Ally Sheedy in The Interrogation of Michael Crowe (2002)

Taken as a movie which half wants to entertain "The Interrogation of Michael Crowe" is a success, it is an intense experience which draws you in to the story of Michael Crowe and never let’s go. It does this in two ways starting with the unsettling questioning of the police as they interrogate 14 year old Michael to the point of physical and emotional exhaustion constantly telling him that he killed his sister and can't remember. It is disturbing to watch and Mark Rendall as Michael delivers a knock out performance not just during these scenes but through out the entire movie. It then switches things as we watch his parents dealing with the sickening truth of what the police put Michael through and their attempts to clear his name. All of which is highly effective and riles up an anger deep inside as we watch the upset Michael put through what borders close on torture as the police get in his face till he doesn't know what is what anymore.

But then there is the true story side of things and this is where the waters become mudded as whilst I don't know the true story it is obvious that "The Interrogation of Michael Crowe" is a one sided account of what happened.
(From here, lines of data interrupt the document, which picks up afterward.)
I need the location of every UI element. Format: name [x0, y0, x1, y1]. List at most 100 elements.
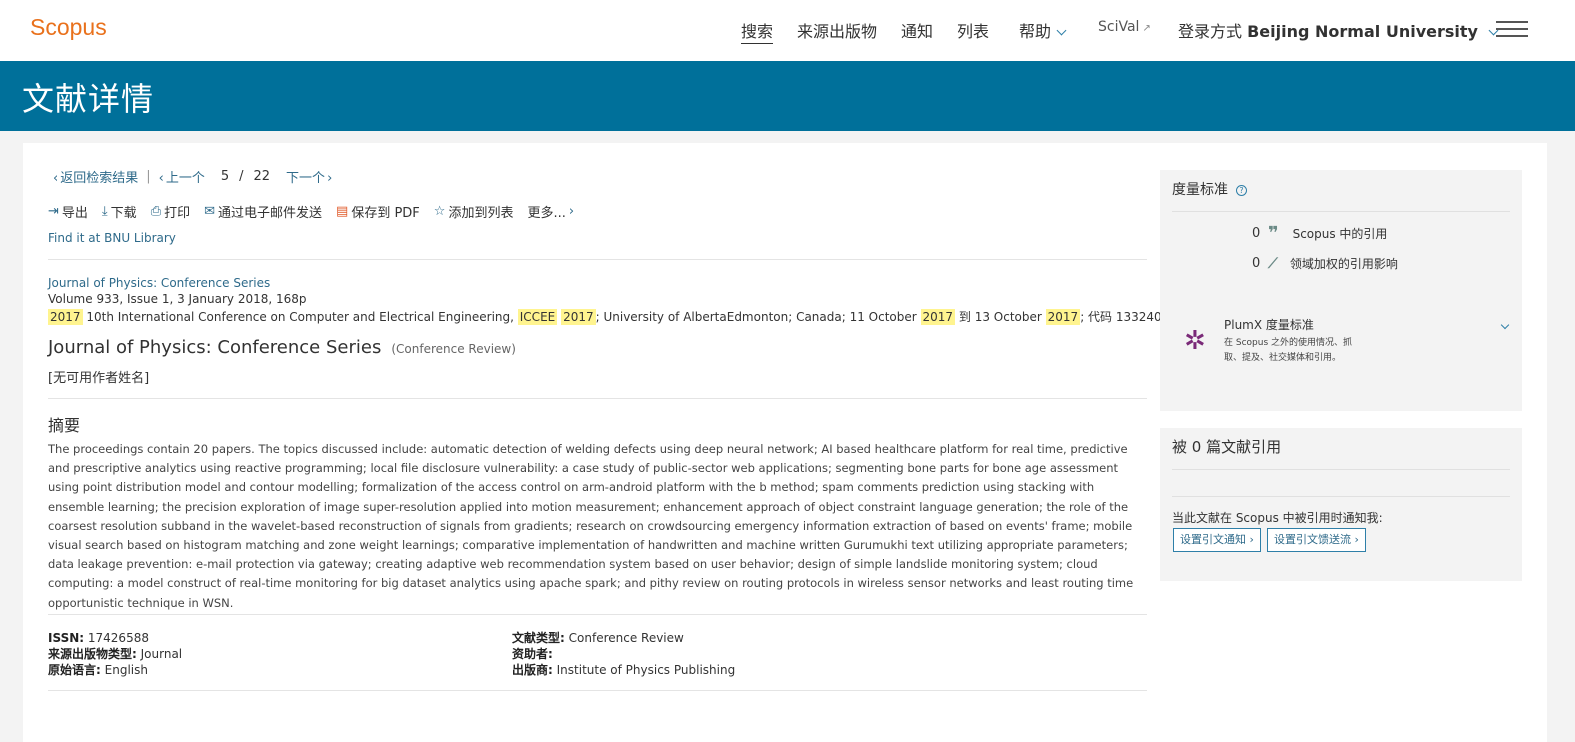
highlight-term: 2017 — [920, 309, 956, 325]
highlight-term: 2017 — [561, 309, 596, 325]
current-index: 5 — [220, 169, 230, 184]
document-type-label: (Conference Review) — [391, 342, 516, 356]
highlight-term: ICCEE — [517, 309, 558, 325]
set-citation-feed-button[interactable]: 设置引文馈送流 › — [1267, 528, 1366, 552]
nav-alerts[interactable]: 通知 — [901, 18, 933, 42]
cited-by-title: 被 0 篇文献引用 — [1172, 438, 1282, 456]
export-label: 导出 — [61, 206, 88, 221]
divider — [48, 259, 1147, 260]
export-button[interactable]: ⇥ 导出 — [48, 202, 88, 221]
issn-label: ISSN: — [48, 631, 85, 645]
set-citation-alert-button[interactable]: 设置引文通知 › — [1173, 528, 1261, 552]
volume-info: Volume 933, Issue 1, 3 January 2018, 168… — [48, 292, 307, 306]
nav-search[interactable]: 搜索 — [741, 18, 774, 44]
prev-link[interactable]: ‹ 上一个 — [159, 167, 205, 186]
divider: | — [146, 169, 151, 184]
total-count: 22 — [253, 169, 271, 184]
source-type-row: 来源出版物类型: Journal — [48, 646, 182, 662]
fwci-row: 0 ⟋ 领域加权的引用影响 — [1252, 255, 1398, 272]
abstract-heading: 摘要 — [48, 416, 81, 435]
chevron-down-icon — [1056, 25, 1067, 36]
star-icon: ☆ — [433, 204, 446, 219]
publisher-label: 出版商: — [512, 663, 553, 677]
document-title-text: Journal of Physics: Conference Series — [48, 337, 382, 358]
cited-by-panel: 被 0 篇文献引用 当此文献在 Scopus 中被引用时通知我: 设置引文通知 … — [1160, 428, 1522, 581]
email-label: 通过电子邮件发送 — [218, 206, 323, 221]
export-icon: ⇥ — [48, 204, 59, 219]
chevron-left-icon: ‹ — [158, 171, 164, 186]
action-toolbar: ⇥ 导出 ⤓ 下载 ⎙ 打印 ✉ 通过电子邮件发送 ▤ 保存到 PDF ☆ 添加到列表 更多… — [48, 202, 591, 221]
divider — [48, 614, 1147, 615]
conference-text: 10th International Conference on Compute… — [82, 310, 518, 324]
citation-alert-text: 当此文献在 Scopus 中被引用时通知我: — [1172, 511, 1383, 525]
language-value: English — [104, 663, 148, 677]
add-list-label: 添加到列表 — [448, 206, 514, 221]
citation-count-row: 0 ❞ Scopus 中的引用 — [1252, 223, 1387, 244]
metrics-panel: 度量标准? 0 ❞ Scopus 中的引用 0 ⟋ 领域加权的引用影响 ✲ Pl… — [1160, 170, 1522, 411]
citation-count-label: Scopus 中的引用 — [1292, 227, 1388, 241]
source-journal-link[interactable]: Journal of Physics: Conference Series — [48, 276, 270, 290]
plumx-description: 在 Scopus 之外的使用情况、抓取、提及、社交媒体和引用。 — [1224, 338, 1352, 363]
abstract-text: The proceedings contain 20 papers. The t… — [48, 442, 1134, 610]
highlight-term: 2017 — [1045, 309, 1081, 325]
download-label: 下载 — [110, 206, 137, 221]
library-link[interactable]: Find it at BNU Library — [48, 231, 176, 245]
language-row: 原始语言: English — [48, 662, 182, 678]
document-title: Journal of Physics: Conference Series (Co… — [48, 337, 516, 358]
print-button[interactable]: ⎙ 打印 — [151, 202, 190, 221]
fwci-icon: ⟋ — [1268, 255, 1278, 272]
scopus-logo[interactable]: Scopus — [30, 14, 107, 41]
metrics-title: 度量标准? — [1172, 179, 1247, 199]
conference-text: ; University of AlbertaEdmonton; Canada;… — [595, 310, 921, 324]
publisher-value: Institute of Physics Publishing — [556, 663, 736, 677]
plumx-title[interactable]: PlumX 度量标准 — [1224, 316, 1314, 333]
nav-sources[interactable]: 来源出版物 — [797, 18, 877, 42]
conference-info: 2017 10th International Conference on Co… — [48, 308, 1162, 325]
help-icon[interactable]: ? — [1236, 185, 1247, 196]
chevron-right-icon: › — [327, 171, 333, 186]
top-navigation: Scopus 搜索 来源出版物 通知 列表 帮助 SciVal ↗ 登录方式 Be… — [0, 0, 1575, 61]
nav-lists[interactable]: 列表 — [957, 18, 989, 42]
pdf-label: 保存到 PDF — [351, 206, 420, 221]
nav-help-label: 帮助 — [1019, 22, 1052, 41]
metrics-title-text: 度量标准 — [1172, 182, 1228, 198]
more-button[interactable]: 更多... › — [527, 202, 577, 221]
menu-icon[interactable] — [1496, 21, 1528, 37]
external-link-icon: ↗ — [1142, 23, 1151, 34]
email-button[interactable]: ✉ 通过电子邮件发送 — [204, 202, 322, 221]
conference-text: ; 代码 133240 — [1080, 310, 1162, 324]
pager-slash: / — [239, 169, 244, 184]
next-label: 下一个 — [286, 171, 326, 186]
next-link[interactable]: 下一个 › — [286, 167, 332, 186]
quote-icon: ❞ — [1268, 223, 1279, 244]
institution-name: Beijing Normal University — [1247, 22, 1478, 41]
source-type-value: Journal — [140, 647, 183, 661]
download-icon: ⤓ — [101, 204, 108, 219]
chevron-down-icon[interactable] — [1500, 320, 1510, 330]
doc-type-row: 文献类型: Conference Review — [512, 630, 735, 646]
doc-type-label: 文献类型: — [512, 631, 565, 645]
back-to-results-link[interactable]: ‹ 返回检索结果 — [53, 167, 138, 186]
chevron-right-icon: › — [568, 204, 575, 219]
save-pdf-button[interactable]: ▤ 保存到 PDF — [336, 202, 420, 221]
back-label: 返回检索结果 — [60, 171, 139, 186]
nav-scival[interactable]: SciVal ↗ — [1098, 19, 1151, 35]
conference-text: 到 13 October — [955, 310, 1046, 324]
divider — [48, 690, 1147, 691]
add-to-list-button[interactable]: ☆ 添加到列表 — [434, 202, 514, 221]
fwci-value: 0 — [1252, 256, 1261, 271]
title-band: 文献详情 — [0, 61, 1575, 131]
download-button[interactable]: ⤓ 下载 — [102, 202, 137, 221]
language-label: 原始语言: — [48, 663, 101, 677]
pdf-icon: ▤ — [336, 204, 349, 219]
author-list: [无可用作者姓名] — [48, 371, 150, 386]
print-icon: ⎙ — [150, 204, 162, 219]
nav-login[interactable]: 登录方式 Beijing Normal University — [1178, 18, 1499, 42]
sponsor-row: 资助者: — [512, 646, 735, 662]
divider — [1172, 469, 1510, 470]
divider — [48, 398, 1147, 399]
nav-help[interactable]: 帮助 — [1019, 18, 1067, 42]
email-icon: ✉ — [204, 204, 216, 219]
scival-label: SciVal — [1098, 19, 1140, 35]
issn-value: 17426588 — [87, 631, 149, 645]
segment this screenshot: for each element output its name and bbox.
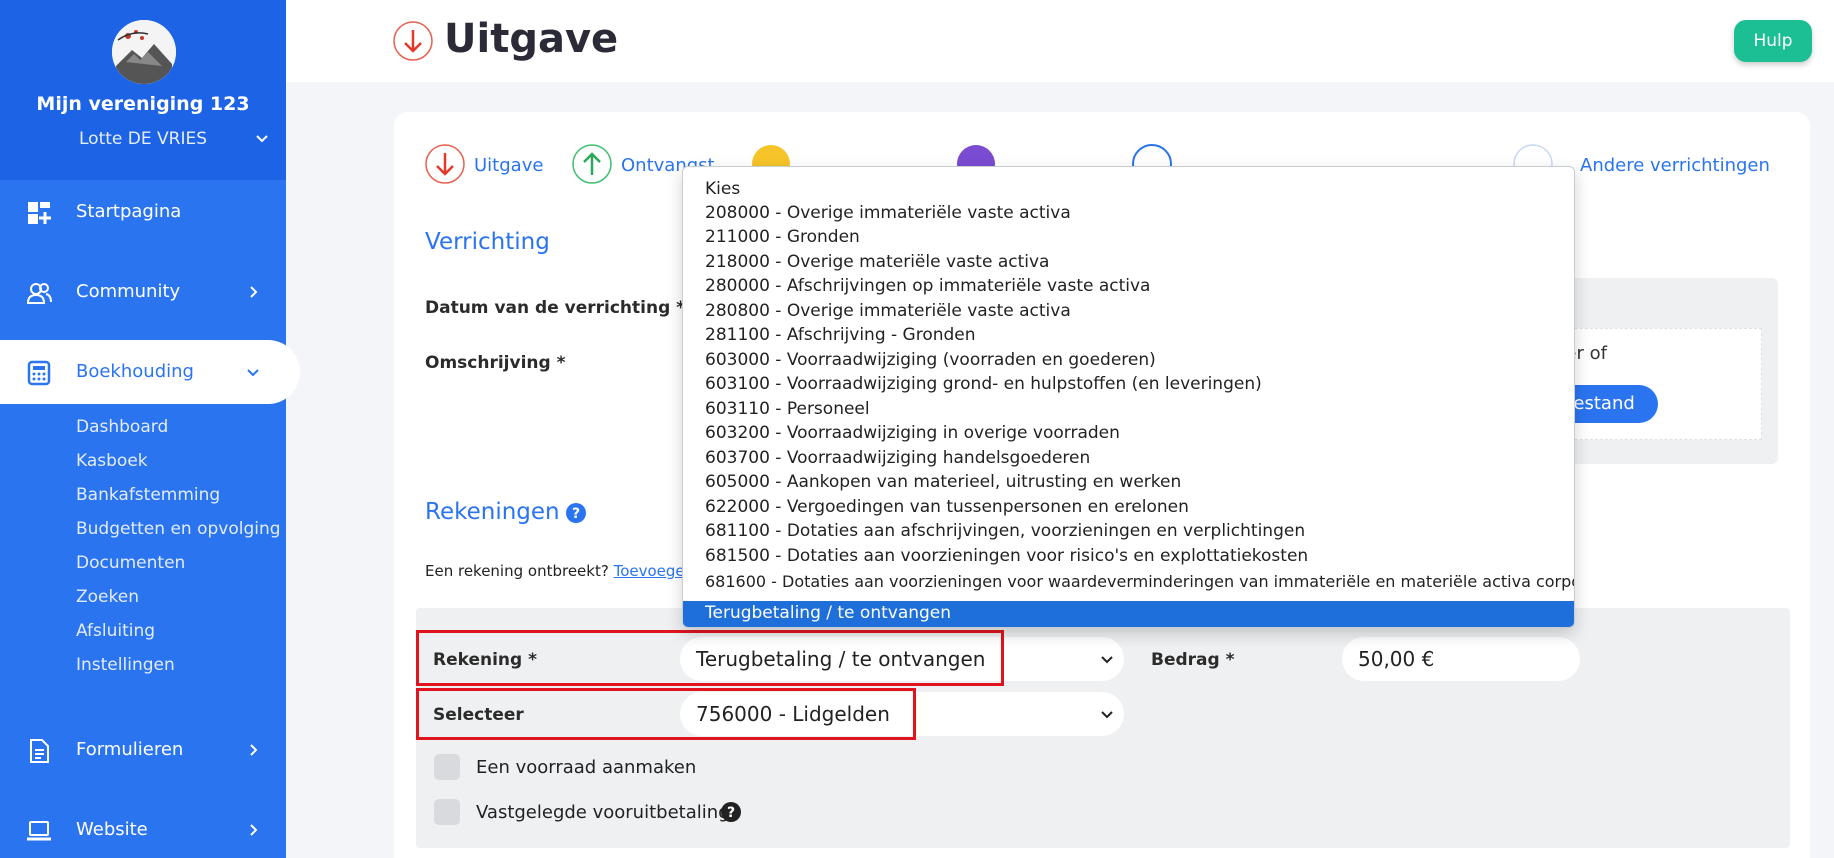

Now I say that not out of judgement on the true story and injustice but in the fact we never really see the police side of things, why they were so convinced of Michael's guilt. We also see how the police seem to brush away other evidence as they appear to set their sights on charging Michael and his friends. It means that the police come across not as incompetent but as malicious in their attempts to coerce Michael into confessing and whilst maybe they did coerce Michael under intense pressure I am sure that this side has been embellished to create an emotional response in the audience.

What this all boils down to is that "The Interrogation of Michael Crowe" is a better made for TV movie than normal and it does a good job of creating a feeling in the audience. But it is a movie which tells the true story from one side and that needs to be remembered.